Reputation: 1083
I've run into a problem, and I hope you guys might know where I'm going wrong.
I'm trying to send and receive information through PHP to my running JAVA program.
The program is the knockknockserver.
The PHP-code im using is this:
$host='127.0.0.1';
$port=4444;
$socket=socket_create(AF_INET, SOCK_STREAM, 0) or die("Could not
create socket \n");
$result=socket_bind($socket, $host, $port) or die("Could not bind to
socket\n");
$result=socket_listen($socket, 3) or die('Could not set up socket
listenern');
$spawn=socket_accept($socket) or die('Could not accept incoming
connection');
$input=socket_read($result, 1024) or die('Could not read input');
socket_close($spawn);
socket_close($socket);
I just grabbed from the net.
Ideally the interaction would be that I connect to the port 4444
, then the Java server responds knock knock!
.
The problem I'm having is that, if i run Java server first the PHP script fails to bind the socket (I'm guessing since it's already in use).

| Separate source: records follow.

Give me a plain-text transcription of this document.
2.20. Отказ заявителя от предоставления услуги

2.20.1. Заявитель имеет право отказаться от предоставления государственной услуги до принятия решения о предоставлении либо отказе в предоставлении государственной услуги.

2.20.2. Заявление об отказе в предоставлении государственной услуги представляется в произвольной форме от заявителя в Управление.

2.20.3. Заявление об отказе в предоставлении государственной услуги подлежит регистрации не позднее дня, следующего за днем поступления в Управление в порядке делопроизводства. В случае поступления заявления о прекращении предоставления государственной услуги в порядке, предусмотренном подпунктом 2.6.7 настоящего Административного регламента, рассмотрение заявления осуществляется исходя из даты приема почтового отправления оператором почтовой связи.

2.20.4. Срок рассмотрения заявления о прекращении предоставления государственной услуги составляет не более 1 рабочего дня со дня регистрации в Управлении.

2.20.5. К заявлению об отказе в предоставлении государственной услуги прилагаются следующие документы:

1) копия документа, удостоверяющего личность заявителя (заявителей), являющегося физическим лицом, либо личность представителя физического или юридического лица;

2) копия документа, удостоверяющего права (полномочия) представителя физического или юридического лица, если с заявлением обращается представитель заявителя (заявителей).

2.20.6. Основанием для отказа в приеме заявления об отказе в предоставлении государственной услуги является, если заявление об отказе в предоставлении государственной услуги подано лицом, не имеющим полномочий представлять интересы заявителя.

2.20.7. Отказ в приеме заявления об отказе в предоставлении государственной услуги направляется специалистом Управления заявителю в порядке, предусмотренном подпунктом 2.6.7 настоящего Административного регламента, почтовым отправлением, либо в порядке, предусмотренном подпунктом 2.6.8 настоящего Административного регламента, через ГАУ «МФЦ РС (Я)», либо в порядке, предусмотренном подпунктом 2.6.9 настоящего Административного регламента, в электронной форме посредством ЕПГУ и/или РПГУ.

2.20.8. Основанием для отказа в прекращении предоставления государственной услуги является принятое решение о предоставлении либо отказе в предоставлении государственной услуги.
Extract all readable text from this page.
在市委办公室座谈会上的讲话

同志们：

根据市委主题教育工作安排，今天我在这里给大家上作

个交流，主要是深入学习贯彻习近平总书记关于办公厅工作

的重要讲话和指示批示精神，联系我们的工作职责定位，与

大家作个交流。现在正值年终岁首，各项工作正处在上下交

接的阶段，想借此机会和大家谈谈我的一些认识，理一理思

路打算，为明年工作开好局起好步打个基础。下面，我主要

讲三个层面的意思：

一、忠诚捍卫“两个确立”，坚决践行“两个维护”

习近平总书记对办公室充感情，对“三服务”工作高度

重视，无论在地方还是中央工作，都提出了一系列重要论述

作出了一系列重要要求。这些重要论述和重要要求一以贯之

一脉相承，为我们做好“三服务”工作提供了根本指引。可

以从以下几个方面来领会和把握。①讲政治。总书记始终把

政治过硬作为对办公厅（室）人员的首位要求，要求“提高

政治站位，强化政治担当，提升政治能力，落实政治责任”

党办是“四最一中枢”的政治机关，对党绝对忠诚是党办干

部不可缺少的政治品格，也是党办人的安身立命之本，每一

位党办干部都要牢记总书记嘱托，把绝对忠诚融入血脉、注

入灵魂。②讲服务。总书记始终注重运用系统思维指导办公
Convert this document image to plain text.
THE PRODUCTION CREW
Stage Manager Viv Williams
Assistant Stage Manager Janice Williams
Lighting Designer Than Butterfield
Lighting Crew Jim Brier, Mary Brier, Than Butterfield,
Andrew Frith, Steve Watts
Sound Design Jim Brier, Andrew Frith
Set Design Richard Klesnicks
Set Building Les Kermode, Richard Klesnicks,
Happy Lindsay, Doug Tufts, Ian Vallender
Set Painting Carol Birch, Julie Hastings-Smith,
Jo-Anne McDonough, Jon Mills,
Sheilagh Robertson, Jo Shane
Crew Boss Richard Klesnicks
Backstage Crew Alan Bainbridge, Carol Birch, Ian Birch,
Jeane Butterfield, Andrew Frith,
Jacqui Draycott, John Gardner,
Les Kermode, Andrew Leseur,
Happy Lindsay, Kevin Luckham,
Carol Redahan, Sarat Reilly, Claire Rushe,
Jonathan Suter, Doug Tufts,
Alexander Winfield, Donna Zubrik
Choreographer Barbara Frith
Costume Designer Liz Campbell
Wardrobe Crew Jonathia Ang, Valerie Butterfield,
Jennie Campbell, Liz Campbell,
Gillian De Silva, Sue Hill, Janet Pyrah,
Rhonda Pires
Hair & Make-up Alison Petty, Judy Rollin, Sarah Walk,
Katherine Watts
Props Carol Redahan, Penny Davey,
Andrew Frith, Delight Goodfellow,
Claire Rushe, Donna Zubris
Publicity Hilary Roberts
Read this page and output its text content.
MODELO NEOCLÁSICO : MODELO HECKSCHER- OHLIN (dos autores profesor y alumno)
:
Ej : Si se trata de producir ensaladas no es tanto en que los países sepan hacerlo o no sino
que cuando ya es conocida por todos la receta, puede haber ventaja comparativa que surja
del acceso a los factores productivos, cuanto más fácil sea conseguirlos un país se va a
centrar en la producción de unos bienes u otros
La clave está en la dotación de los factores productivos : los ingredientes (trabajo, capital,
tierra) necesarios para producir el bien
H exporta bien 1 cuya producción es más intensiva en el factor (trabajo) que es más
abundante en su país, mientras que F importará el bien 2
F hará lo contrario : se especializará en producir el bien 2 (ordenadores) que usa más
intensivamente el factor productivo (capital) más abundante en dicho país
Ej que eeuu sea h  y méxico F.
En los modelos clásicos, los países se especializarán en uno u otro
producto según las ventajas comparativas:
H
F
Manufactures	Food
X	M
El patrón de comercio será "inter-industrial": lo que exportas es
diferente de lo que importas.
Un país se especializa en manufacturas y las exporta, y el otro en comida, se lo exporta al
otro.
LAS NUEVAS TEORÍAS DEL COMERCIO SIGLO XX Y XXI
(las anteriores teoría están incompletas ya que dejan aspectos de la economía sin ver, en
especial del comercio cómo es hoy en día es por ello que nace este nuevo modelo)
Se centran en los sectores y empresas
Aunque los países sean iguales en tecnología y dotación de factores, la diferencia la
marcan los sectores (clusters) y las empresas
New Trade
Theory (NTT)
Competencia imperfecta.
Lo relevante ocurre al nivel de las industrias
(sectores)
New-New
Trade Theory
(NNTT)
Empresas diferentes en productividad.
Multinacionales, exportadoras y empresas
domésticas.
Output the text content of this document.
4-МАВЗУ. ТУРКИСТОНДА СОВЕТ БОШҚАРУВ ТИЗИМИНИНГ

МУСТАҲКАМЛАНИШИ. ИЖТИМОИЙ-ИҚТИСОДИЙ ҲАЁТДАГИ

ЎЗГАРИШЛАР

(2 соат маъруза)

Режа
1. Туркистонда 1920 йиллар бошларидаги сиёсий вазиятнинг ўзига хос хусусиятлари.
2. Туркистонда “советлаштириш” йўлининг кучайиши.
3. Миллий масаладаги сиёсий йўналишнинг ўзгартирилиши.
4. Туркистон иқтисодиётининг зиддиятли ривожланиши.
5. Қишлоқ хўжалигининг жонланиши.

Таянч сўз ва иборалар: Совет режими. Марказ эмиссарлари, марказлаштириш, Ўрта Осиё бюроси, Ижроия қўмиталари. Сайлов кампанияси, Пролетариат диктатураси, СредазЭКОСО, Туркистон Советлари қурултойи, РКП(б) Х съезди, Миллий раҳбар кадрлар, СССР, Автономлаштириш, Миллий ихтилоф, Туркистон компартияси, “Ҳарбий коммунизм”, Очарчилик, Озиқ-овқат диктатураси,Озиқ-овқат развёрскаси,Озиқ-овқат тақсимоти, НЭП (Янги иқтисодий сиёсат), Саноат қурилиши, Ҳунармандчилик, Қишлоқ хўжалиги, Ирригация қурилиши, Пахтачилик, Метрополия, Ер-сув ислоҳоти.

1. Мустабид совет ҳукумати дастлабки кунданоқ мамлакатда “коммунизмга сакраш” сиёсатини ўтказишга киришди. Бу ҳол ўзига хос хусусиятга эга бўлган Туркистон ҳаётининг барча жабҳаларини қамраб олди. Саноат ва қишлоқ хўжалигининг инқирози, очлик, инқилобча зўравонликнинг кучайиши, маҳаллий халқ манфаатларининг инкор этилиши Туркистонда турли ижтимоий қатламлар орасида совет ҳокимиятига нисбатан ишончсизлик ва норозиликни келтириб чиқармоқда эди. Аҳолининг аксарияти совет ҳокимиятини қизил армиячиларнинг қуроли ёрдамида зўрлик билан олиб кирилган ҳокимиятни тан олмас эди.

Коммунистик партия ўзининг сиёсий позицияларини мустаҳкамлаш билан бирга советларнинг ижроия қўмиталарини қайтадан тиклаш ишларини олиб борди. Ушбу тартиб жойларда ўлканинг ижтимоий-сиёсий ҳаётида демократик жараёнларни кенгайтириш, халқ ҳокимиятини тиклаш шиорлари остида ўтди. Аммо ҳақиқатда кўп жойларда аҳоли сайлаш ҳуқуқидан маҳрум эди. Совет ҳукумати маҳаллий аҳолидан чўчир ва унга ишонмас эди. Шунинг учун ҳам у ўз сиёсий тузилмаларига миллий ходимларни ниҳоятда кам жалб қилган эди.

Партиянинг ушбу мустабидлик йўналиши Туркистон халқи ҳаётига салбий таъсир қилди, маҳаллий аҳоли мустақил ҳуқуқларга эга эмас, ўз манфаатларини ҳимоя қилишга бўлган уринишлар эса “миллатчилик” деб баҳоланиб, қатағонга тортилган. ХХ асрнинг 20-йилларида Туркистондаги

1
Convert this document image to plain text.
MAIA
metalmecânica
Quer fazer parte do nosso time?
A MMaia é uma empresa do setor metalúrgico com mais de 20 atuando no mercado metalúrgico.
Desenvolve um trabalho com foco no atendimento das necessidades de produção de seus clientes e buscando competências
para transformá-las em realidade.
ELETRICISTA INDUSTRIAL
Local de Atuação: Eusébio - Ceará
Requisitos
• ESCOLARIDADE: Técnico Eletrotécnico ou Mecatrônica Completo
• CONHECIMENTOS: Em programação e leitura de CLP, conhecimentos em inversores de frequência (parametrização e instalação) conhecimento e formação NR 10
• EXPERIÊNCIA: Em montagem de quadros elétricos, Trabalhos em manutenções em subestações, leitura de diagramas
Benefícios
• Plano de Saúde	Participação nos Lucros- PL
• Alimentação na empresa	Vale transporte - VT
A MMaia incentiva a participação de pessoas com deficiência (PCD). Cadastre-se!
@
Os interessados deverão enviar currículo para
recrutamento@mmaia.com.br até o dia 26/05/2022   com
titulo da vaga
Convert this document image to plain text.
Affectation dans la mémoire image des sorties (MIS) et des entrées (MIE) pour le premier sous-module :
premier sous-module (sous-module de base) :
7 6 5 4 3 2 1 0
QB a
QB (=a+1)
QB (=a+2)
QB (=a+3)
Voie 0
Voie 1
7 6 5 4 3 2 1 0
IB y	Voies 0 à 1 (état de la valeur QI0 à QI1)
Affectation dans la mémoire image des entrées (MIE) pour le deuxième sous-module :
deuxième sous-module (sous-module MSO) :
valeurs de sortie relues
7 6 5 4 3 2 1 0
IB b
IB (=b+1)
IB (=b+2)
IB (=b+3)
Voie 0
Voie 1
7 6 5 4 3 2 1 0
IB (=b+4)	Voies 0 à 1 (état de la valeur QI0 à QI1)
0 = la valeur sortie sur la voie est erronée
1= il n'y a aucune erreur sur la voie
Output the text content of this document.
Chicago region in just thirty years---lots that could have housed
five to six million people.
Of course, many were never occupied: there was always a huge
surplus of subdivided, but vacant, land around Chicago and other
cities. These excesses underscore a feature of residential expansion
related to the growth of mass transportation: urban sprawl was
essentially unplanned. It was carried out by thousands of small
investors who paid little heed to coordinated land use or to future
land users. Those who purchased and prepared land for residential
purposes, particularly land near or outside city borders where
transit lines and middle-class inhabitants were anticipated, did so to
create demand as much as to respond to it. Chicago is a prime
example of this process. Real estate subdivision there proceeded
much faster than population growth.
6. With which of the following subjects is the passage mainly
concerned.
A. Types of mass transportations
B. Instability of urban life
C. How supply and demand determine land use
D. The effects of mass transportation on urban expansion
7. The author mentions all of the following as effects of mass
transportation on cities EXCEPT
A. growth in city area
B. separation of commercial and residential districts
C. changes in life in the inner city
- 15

And sometimes the socket_accept just makes my browser jam, so I have to entirely restart it to get it working again.
What I'm really trying to do is learn how to communicate through ports, I've been trying to read, but I just don't understand why I cannot connect and accept communication through an already open port.
Upvotes: 0
Views: 93
Reputation: 34313
The PHP code you are quoting is also for a server. A TCP connection has a server side and a client side. You can't magically make to servers 'talk' to eachother.
You are using socket_bind
, a PHP function to bind the server socket to a local port and start waiting for incoming connections. You want to use socket_connect($socket, $address, $service_port)
instead to connect a client socket to another, already running server (in your case the Java Server).